Tuesday, April 3, 2012

Successful Alfalfa Establishment

Rory Lewandowski, Extension Educator Wayne Co. and Crossroads EERA

April is a good month to plant and establish a new stand of alfalfa. The earlier in the month planting is done, the better. Once an alfalfa plant has germinated, that new plant needs between 6 to 8 weeks to get a good root system established that enables it to handle warmer and drier summer weather. At about 8 to 10 weeks after emergence the alfalfa plant pulls the growing point below the soil surface. This process is called contractile growth. Once contractile growth occurs the alfalfa plant is considered a true perennial. The protected growing point below the soil surface is the reason why the alfalfa plant can survive winter temperatures, close cutting and grazing.
Some of the most common questions regarding successful alfalfa establishment include soil fertility, planting depth and weed control. All three factors need to be addressed to successfully establish an alfalfa stand. The basis for any decisions regarding the application of lime, phosphorus and potassium fertilizer is a soil test. The recommended soil pH for an alfalfa stand is 6.8. Remember that it takes 6 to 9 months after lime is incorporated and mixed into the tillage zone before the target pH is reached. If soil pH is below 6.5, it is probably a wise decision to apply lime this spring and aim for a late summer planting. A soil test can also help determine if phosphorus and/or potassium needs to be applied before planting. Phosphorus is a critical element to aid a new plant in establishing a good rooting system. The point here is that lime and fertilizer can represent a significant dollar investment and guessing as to the need and quantity can be expensive. So, as the saying goes; “Don’t guess, soil test”.
Weed control in an alfalfa stand really needs to begin before the crop is planted. Herbicide options in an established alfalfa stand are limited. Perennial broadleaf weeds and grasses should be managed and controlled in the crops previous to the alfalfa rotation. The general rule of thumb is that at least 95% of the weed control in a forage crop is provided by developing a dense, healthy stand that will not allow weeds to invade.
Just like other agronomic crops, weeds that emerge with the new alfalfa seedlings are the most destructive. The goal should be to maintain the new seeding relatively weed free for the first 60 days. These factors often make it necessary to use an herbicide with a pure seeding of alfalfa. There are a few herbicides that are commonly used when establishing a pure stand of alfalfa. Balan or Eptam can be used as pre-plant incorporated herbicides to provide control of annual grasses and some broadleaf weeds. Butyrac and Bromoxynil can be used to provide early post emergent control of some broadleaf weeds when weeds are no more than 2 inches tall. Clethodim and Sethoxydim or Sethoxydim plus Dash can control annual and perennial grasses in alfalfa. Prowl H2O provides residual control of most annual grasses and certain broadleaf weeds, but must be applied prior to weed emergence and the seedling alfalfa must be in the at least the 2nd trifoliolate stage of growth but not more than 6 inches tall. Imazethapyr and Imazamox control annual broadleaf weeds and suppress or control grass weeds, and must be applied when alfalfa is in the 2nd trifoliolate state or larger and when weeds are 1 to 3 inches tall or when rosettes are no more than 1 to 3 inches wide. More details are available in the 2012 Ohio and Indiana Weed Control Guide. Take the time to read and follow label directions. Herbicide use on forage crops such as alfalfa can involve harvest and grazing restrictions, in addition to specific limitations regarding the timing of the herbicide application.

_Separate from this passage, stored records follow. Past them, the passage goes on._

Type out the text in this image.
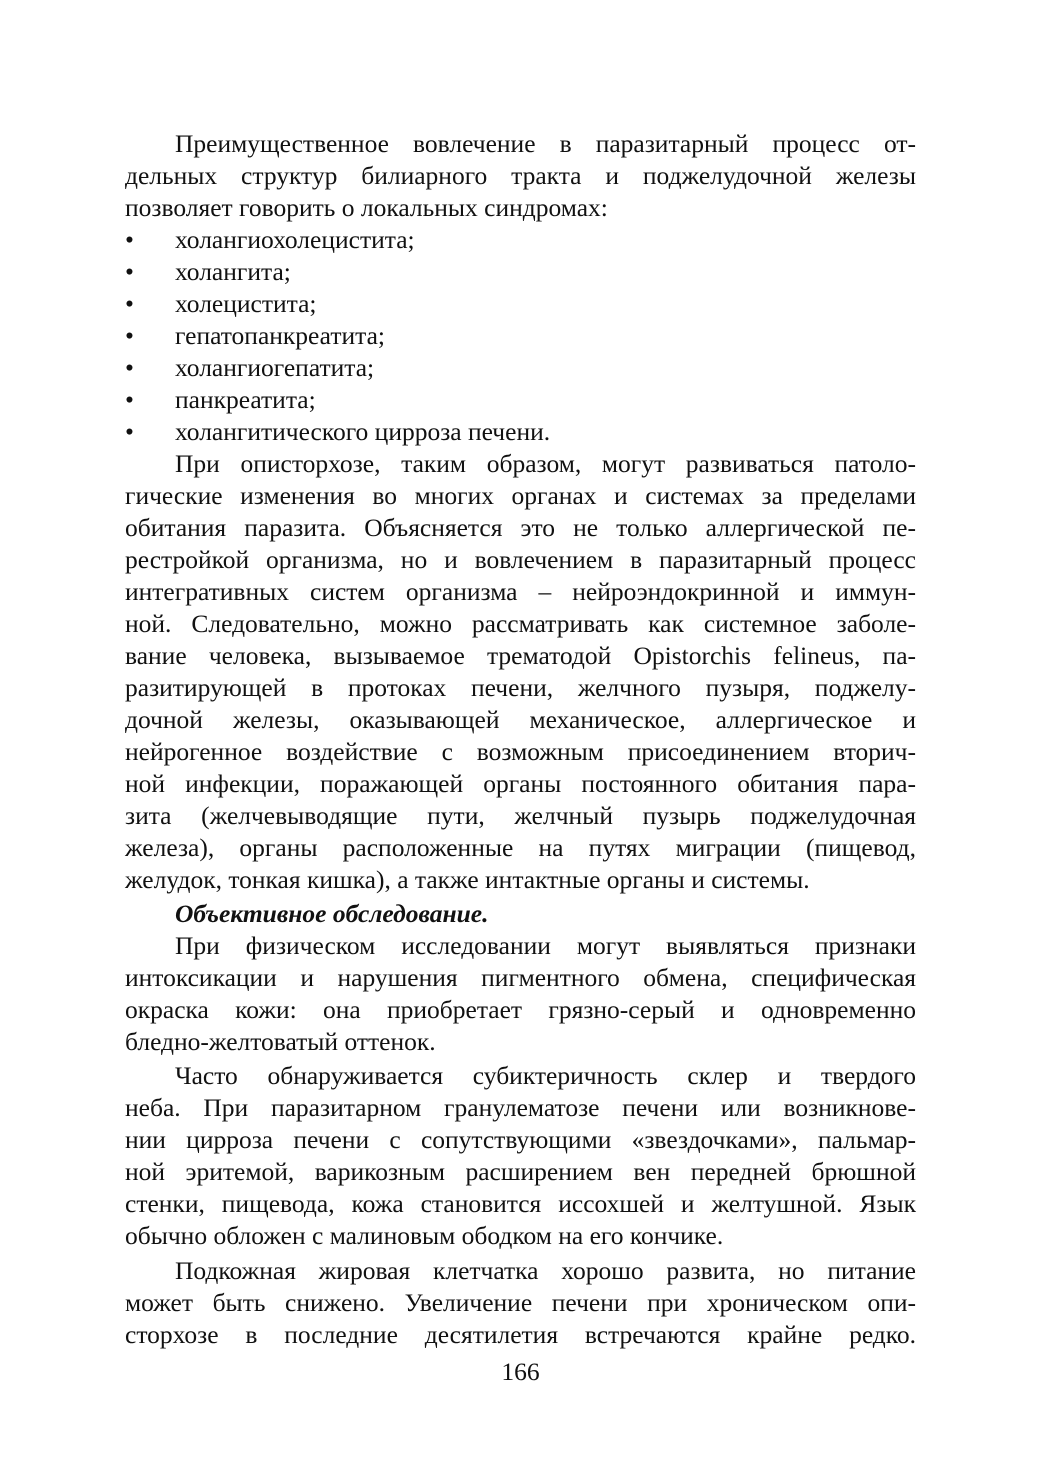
Преимущественное вовлечение в паразитарный процесс от-
дельных структур билиарного тракта и поджелудочной железы
позволяет говорить о локальных синдромах:
• холангиохолецистита;
• холангита;
• холецистита;
• гепатопанкреатита;
• холангиогепатита;
• панкреатита;
• холангитического цирроза печени.
При описторхозе, таким образом, могут развиваться патоло-
гические изменения во многих органах и системах за пределами
обитания паразита. Объясняется это не только аллергической пе-
рестройкой организма, но и вовлечением в паразитарный процесс
интегративных систем организма – нейроэндокринной и иммун-
ной. Следовательно, можно рассматривать как системное заболе-
вание человека, вызываемое трематодой Opistorchis felineus, па-
разитирующей в протоках печени, желчного пузыря, поджелу-
дочной железы, оказывающей механическое, аллергическое и
нейрогенное воздействие с возможным присоединением вторич-
ной инфекции, поражающей органы постоянного обитания пара-
зита (желчевыводящие пути, желчный пузырь поджелудочная
железа), органы расположенные на путях миграции (пищевод,
желудок, тонкая кишка), а также интактные органы и системы.
Объективное обследование.
При физическом исследовании могут выявляться признаки
интоксикации и нарушения пигментного обмена, специфическая
окраска кожи: она приобретает грязно-серый и одновременно
бледно-желтоватый оттенок.
Часто обнаруживается субиктеричность склер и твердого
неба. При паразитарном гранулематозе печени или возникнове-
нии цирроза печени с сопутствующими «звездочками», пальмар-
ной эритемой, варикозным расширением вен передней брюшной
стенки, пищевода, кожа становится иссохшей и желтушной. Язык
обычно обложен с малиновым ободком на его кончике.
Подкожная жировая клетчатка хорошо развита, но питание
может быть снижено. Увеличение печени при хроническом опи-
сторхозе в последние десятилетия встречаются крайне редко.
166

Incorrect planting depth has been responsible for many poorly established stands of alfalfa or seeding failures. Alfalfa is a small seed and should not be seeded too deep. The recommended seeding depth for alfalfa is one-quarter to one-half inch deep. It is better to err on the side of planting shallow rather than too deep.

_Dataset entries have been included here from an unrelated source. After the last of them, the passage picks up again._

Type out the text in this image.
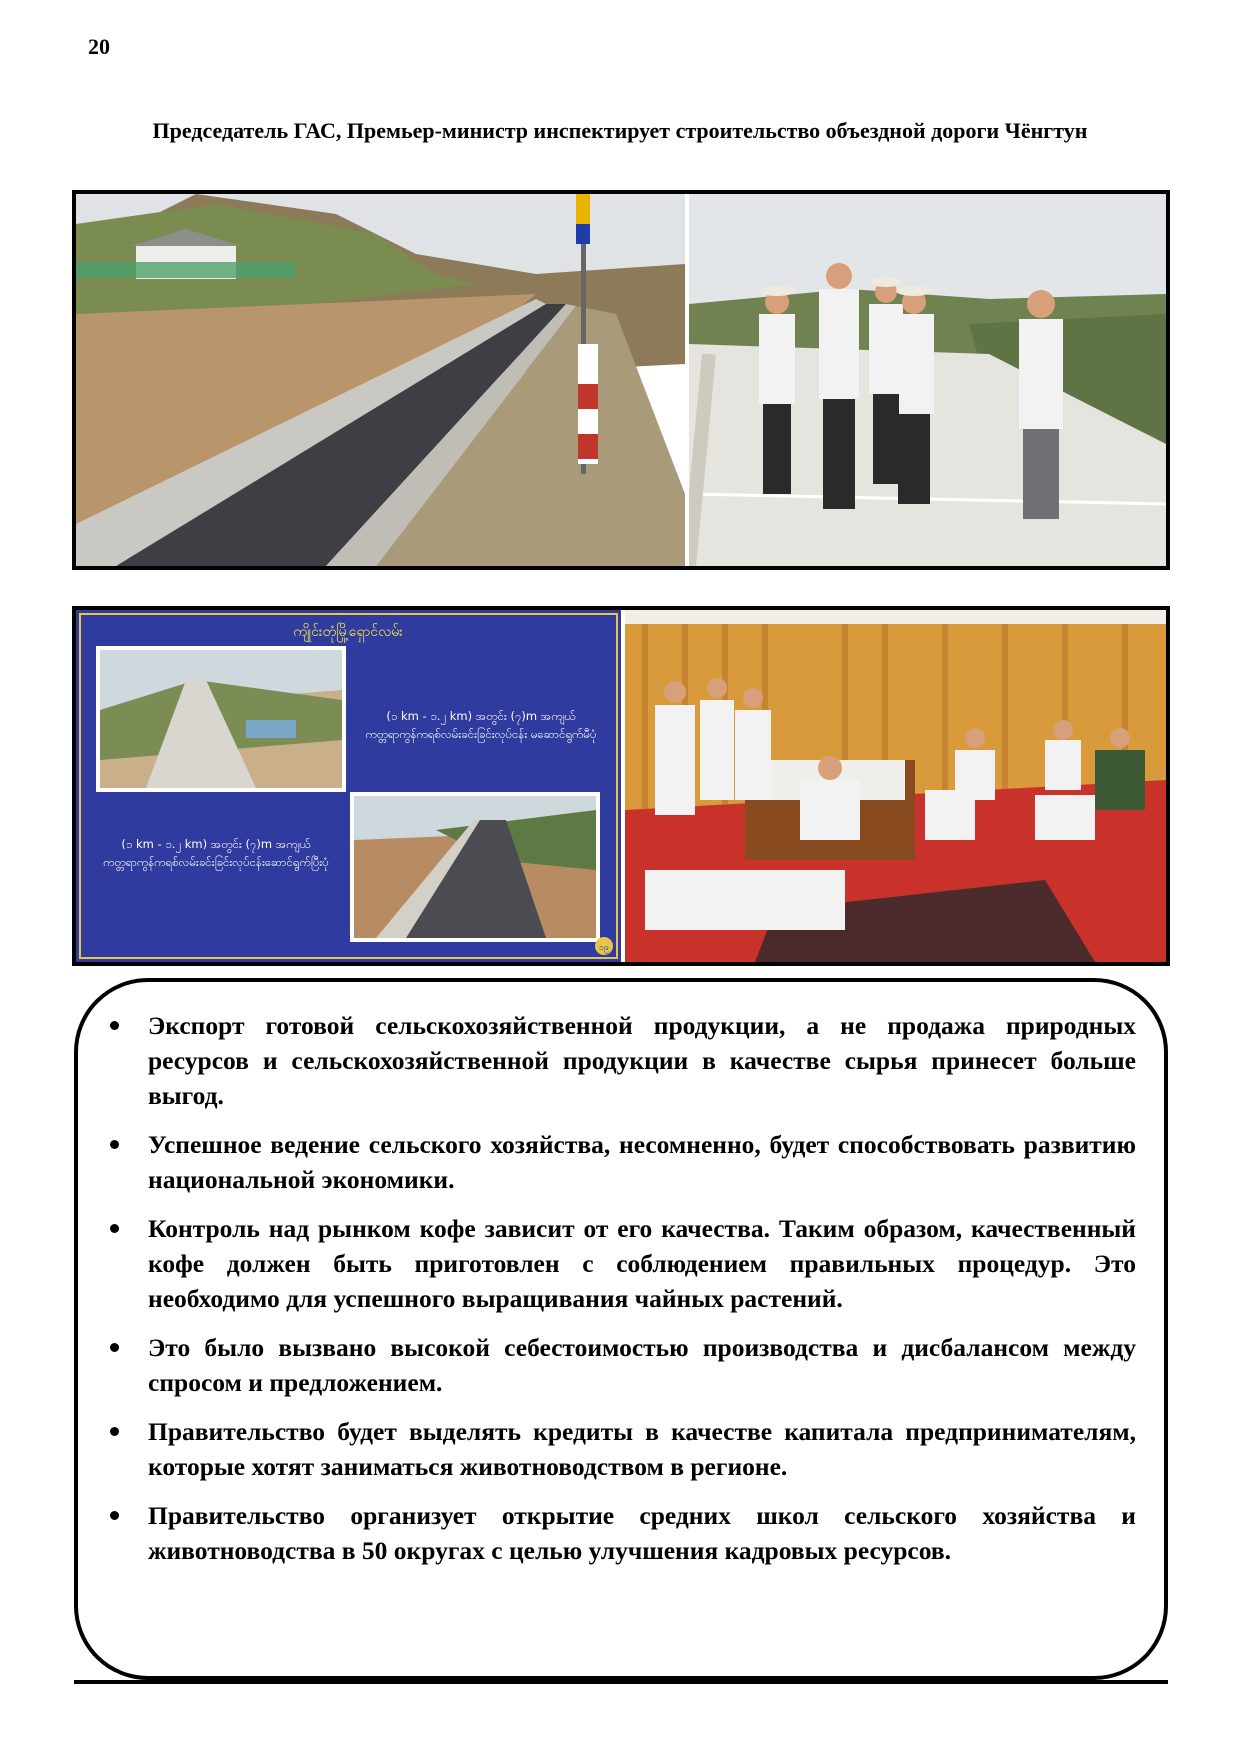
20
Председатель ГАС, Премьер-министр инспектирует строительство объездной дороги Чёнгтун
ကျိုင်းတုံမြို့ရှောင်လမ်း
(၁ km - ၁.၂ km) အတွင်း (၇)m အကျယ်
ကတ္တရာကွန်ကရစ်လမ်းခင်းခြင်းလုပ်ငန်း မဆောင်ရွက်မီပုံ
(၁ km - ၁.၂ km) အတွင်း (၇)m အကျယ်
ကတ္တရာကွန်ကရစ်လမ်းခင်းခြင်းလုပ်ငန်းဆောင်ရွက်ပြီးပုံ
၁၉
Экспорт готовой сельскохозяйственной продукции, а не продажа природных ресурсов и сельскохозяйственной продукции в качестве сырья принесет больше выгод.
Успешное ведение сельского хозяйства, несомненно, будет способствовать развитию национальной экономики.
Контроль над рынком кофе зависит от его качества. Таким образом, качественный кофе должен быть приготовлен с соблюдением правильных процедур. Это необходимо для успешного выращивания чайных растений.
Это было вызвано высокой себестоимостью производства и дисбалансом между спросом и предложением.
Правительство будет выделять кредиты в качестве капитала предпринимателям, которые хотят заниматься животноводством в регионе.
Правительство организует открытие средних школ сельского хозяйства и животноводства в 50 округах с целью улучшения кадровых ресурсов.
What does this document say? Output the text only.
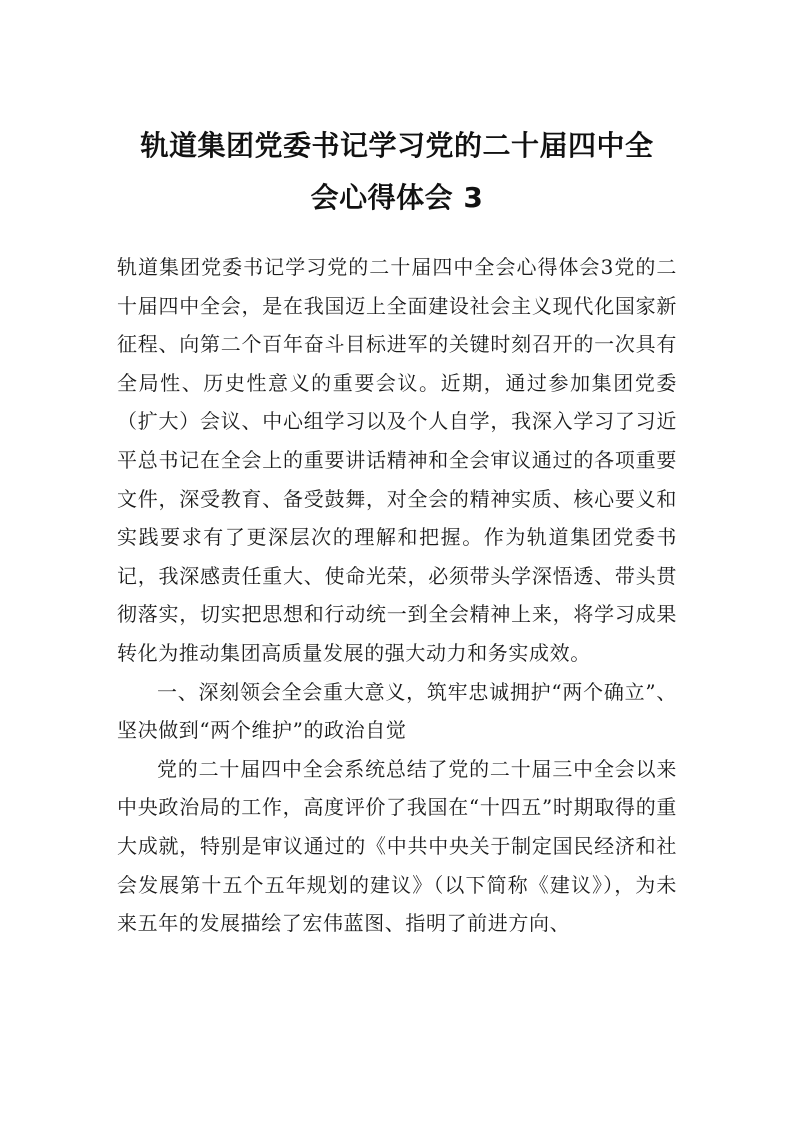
轨道集团党委书记学习党的二十届四中全
会心得体会 3

轨道集团党委书记学习党的二十届四中全会心得体会3党的二十届四中全会，是在我国迈上全面建设社会主义现代化国家新征程、向第二个百年奋斗目标进军的关键时刻召开的一次具有全局性、历史性意义的重要会议。近期，通过参加集团党委（扩大）会议、中心组学习以及个人自学，我深入学习了习近平总书记在全会上的重要讲话精神和全会审议通过的各项重要文件，深受教育、备受鼓舞，对全会的精神实质、核心要义和实践要求有了更深层次的理解和把握。作为轨道集团党委书记，我深感责任重大、使命光荣，必须带头学深悟透、带头贯彻落实，切实把思想和行动统一到全会精神上来，将学习成果转化为推动集团高质量发展的强大动力和务实成效。

一、深刻领会全会重大意义，筑牢忠诚拥护“两个确立”、坚决做到“两个维护”的政治自觉

党的二十届四中全会系统总结了党的二十届三中全会以来中央政治局的工作，高度评价了我国在“十四五”时期取得的重大成就，特别是审议通过的《中共中央关于制定国民经济和社会发展第十五个五年规划的建议》（以下简称《建议》），为未来五年的发展描绘了宏伟蓝图、指明了前进方向、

Another factor that works hand in hand with planting depth is correct calibration of the planter for seeding rate. The Ohio Agronomy Guide recommends seeding alfalfa at 15 lbs/acre of pure live seed for a pure stand. If a coated alfalfa seed is used, be aware that coatings can account for up to one-third of the weight of the seed. This can affect the number of seeds planted if the planter is set to plant seed on a weight basis. Seed coatings can also dramatically alter the flowability of the seed through the drill, so be sure to calibrate the drill or planter with the seed being planted.
Finally, use fungicide treated seed to provide protection against seedling diseases and make sure the seed is planted with the proper bacterial inoculum that has been maintained under conditions that ensure the inoculant is viable.